DFG declares limited Sacramento late-fall run salmon fishing a success
January 17, 2009 -- The limited Sacramento River late fall-run Chinook salmon season in 2008 was successful. The Department of Fish and Game (DFG) estimates that approximately 2,400 Chinook salmon were harvested and 100 caught and released during the November and December season. Coded wire tag readings indicate that late-fall Chinook salmon run were caught, while anglers successfully avoided any major contact with depleted fall-run and endangered winter-run stocks.
"This season was set because the Sacramento late-fall Chinook run was stable, allowing an opportunity for anglers to catch a salmon," said Neil Manji, DFG Fisheries Branch chief.
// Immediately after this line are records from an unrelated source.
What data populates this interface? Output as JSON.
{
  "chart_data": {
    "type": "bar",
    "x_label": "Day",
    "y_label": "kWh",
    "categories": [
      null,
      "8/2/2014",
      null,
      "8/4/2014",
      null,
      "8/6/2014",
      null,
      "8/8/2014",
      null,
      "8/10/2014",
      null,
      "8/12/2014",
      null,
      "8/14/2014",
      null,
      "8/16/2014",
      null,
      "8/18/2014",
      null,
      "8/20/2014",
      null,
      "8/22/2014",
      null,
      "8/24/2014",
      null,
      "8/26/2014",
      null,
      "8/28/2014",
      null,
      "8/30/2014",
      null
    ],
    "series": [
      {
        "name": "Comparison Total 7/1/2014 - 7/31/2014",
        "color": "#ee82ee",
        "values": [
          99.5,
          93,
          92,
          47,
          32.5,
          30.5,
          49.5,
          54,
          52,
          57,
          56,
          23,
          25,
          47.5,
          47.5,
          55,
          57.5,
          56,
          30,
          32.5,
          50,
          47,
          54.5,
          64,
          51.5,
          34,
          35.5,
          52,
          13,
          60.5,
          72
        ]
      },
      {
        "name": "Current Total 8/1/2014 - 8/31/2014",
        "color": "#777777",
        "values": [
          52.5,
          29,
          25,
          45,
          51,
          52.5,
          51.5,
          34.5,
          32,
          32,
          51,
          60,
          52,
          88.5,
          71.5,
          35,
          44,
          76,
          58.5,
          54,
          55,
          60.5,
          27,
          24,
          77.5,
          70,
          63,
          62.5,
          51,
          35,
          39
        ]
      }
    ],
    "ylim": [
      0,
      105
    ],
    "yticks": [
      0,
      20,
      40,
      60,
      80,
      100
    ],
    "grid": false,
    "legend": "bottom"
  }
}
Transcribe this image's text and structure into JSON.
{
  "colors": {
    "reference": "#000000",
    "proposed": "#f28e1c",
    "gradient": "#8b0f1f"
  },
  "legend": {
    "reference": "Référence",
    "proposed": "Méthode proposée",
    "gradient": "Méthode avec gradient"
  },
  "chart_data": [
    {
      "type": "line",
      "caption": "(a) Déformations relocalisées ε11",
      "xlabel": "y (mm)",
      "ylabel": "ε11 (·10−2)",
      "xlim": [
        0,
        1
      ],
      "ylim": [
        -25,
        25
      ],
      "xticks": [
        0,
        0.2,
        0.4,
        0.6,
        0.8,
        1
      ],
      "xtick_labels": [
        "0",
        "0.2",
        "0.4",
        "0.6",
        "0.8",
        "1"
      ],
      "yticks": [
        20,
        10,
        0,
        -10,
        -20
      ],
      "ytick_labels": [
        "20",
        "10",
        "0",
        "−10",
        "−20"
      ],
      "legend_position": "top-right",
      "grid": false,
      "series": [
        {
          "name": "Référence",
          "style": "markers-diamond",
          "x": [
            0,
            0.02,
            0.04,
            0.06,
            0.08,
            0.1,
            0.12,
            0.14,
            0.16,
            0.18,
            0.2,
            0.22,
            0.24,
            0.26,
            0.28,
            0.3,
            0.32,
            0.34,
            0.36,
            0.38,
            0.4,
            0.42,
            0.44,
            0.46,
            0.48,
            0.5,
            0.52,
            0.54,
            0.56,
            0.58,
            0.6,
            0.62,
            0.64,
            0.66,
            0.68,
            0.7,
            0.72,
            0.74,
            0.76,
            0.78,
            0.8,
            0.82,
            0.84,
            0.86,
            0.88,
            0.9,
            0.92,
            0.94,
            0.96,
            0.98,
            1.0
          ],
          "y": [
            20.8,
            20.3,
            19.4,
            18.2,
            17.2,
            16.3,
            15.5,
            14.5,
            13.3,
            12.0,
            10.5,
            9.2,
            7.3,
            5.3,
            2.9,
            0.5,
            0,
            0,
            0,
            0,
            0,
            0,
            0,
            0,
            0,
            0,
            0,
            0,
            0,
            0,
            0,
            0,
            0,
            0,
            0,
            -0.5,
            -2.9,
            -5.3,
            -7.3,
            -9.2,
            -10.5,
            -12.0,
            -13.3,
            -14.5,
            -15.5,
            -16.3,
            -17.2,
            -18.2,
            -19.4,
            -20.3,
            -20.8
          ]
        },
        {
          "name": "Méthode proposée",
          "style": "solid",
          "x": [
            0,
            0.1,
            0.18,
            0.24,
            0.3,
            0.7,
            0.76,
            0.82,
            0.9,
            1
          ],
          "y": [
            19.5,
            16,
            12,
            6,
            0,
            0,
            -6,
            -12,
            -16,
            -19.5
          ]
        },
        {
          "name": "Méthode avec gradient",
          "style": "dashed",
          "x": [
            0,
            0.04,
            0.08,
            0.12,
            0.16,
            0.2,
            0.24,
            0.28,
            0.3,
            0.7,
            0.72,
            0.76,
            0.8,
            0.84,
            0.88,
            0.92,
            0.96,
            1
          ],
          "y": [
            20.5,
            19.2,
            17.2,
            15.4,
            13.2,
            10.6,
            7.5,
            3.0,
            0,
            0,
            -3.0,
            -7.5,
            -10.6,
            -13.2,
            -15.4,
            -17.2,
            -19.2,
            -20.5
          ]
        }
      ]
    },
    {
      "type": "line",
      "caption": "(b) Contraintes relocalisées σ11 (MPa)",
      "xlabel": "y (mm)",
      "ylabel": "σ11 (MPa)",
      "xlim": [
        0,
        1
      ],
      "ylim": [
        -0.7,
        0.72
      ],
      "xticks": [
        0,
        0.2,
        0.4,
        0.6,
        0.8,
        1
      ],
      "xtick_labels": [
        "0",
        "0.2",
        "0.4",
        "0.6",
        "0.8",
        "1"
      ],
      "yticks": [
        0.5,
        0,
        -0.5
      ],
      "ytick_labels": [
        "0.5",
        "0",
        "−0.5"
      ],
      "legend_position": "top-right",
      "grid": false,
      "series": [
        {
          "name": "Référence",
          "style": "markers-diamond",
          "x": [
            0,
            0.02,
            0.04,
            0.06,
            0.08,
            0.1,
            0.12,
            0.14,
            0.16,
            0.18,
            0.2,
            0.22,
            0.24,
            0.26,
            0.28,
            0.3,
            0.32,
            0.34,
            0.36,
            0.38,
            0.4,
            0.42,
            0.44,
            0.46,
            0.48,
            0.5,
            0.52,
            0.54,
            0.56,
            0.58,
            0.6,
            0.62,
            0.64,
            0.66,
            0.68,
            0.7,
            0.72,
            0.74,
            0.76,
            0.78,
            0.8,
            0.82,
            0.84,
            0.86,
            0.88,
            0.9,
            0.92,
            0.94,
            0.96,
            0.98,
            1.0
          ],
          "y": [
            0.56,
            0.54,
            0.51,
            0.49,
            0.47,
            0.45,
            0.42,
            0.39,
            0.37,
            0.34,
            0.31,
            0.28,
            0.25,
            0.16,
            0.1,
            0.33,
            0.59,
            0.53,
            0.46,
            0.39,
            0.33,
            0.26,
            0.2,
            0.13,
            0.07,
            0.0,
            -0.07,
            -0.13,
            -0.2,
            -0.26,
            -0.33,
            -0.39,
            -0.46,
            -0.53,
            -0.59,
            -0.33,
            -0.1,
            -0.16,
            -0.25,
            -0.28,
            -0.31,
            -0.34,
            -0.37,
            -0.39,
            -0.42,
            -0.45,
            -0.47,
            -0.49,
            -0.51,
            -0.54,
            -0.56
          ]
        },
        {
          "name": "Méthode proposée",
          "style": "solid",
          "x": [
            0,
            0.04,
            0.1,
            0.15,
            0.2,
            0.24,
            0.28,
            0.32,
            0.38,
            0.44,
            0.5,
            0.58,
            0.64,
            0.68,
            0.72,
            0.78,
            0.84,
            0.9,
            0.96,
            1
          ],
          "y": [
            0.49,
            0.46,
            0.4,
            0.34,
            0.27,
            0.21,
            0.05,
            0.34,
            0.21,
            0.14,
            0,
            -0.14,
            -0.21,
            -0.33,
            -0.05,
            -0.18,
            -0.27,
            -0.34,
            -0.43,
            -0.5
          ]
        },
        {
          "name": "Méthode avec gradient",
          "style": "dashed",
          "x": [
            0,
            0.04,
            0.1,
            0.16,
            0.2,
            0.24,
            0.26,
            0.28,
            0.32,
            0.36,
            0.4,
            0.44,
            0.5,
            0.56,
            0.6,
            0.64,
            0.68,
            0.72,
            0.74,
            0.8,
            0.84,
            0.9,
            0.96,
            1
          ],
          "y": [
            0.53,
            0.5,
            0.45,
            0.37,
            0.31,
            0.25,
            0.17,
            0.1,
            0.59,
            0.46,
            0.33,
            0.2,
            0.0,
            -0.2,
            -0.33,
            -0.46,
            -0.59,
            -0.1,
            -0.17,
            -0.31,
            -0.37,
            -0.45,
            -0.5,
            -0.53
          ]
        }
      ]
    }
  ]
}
The fishery was confined to the Sacramento River between Knights Landing and the Red Bluff Diversion Dam during November and December 2008. DFG scientific aides and biologists collected scale samples and recovered coded ... (Continued) wire tags for salmon caught by anglers. Analysis of the data collected by DFG shows that hatchery salmon comprised 71 percent of the catch. Of 147 coded wire tags successfully recovered and read, all tagged salmon but one was of Coleman National Fish Hatchery origin and of late-fall Chinook descent. One salmon was of winter-run decent.
Anglers fished an estimated 89,500 hours totaling about 16,550 fishing trips. They caught 2,500 late fall-run Chinook salmon. Fishing effort more than doubled while harvest slightly increased over the average of two historical survey periods in 1998-2002 and 2007-2008.
"DFG, with the cooperation of anglers, successfully recovered and read 147 coded wire tags," said Mike Brown, DFG's Central Valley Angler Survey Coordinator. "None of the tagged salmon were of fall-run Chinook origin. Information gathered by recovering these tags indicated a successful fishery with no evidence of impact to depleted fall-run Chinook salmon."
All information collected by DFG at hatcheries, by biologists working in the field, and through data analysis will be presented to the Pacific Fisheries Management Council (PFMC) in February for review. The PFMC will analyze the data and make recommendations, based on conservation goals, on which runs of salmon can sustain a fishing season with allowable harvest.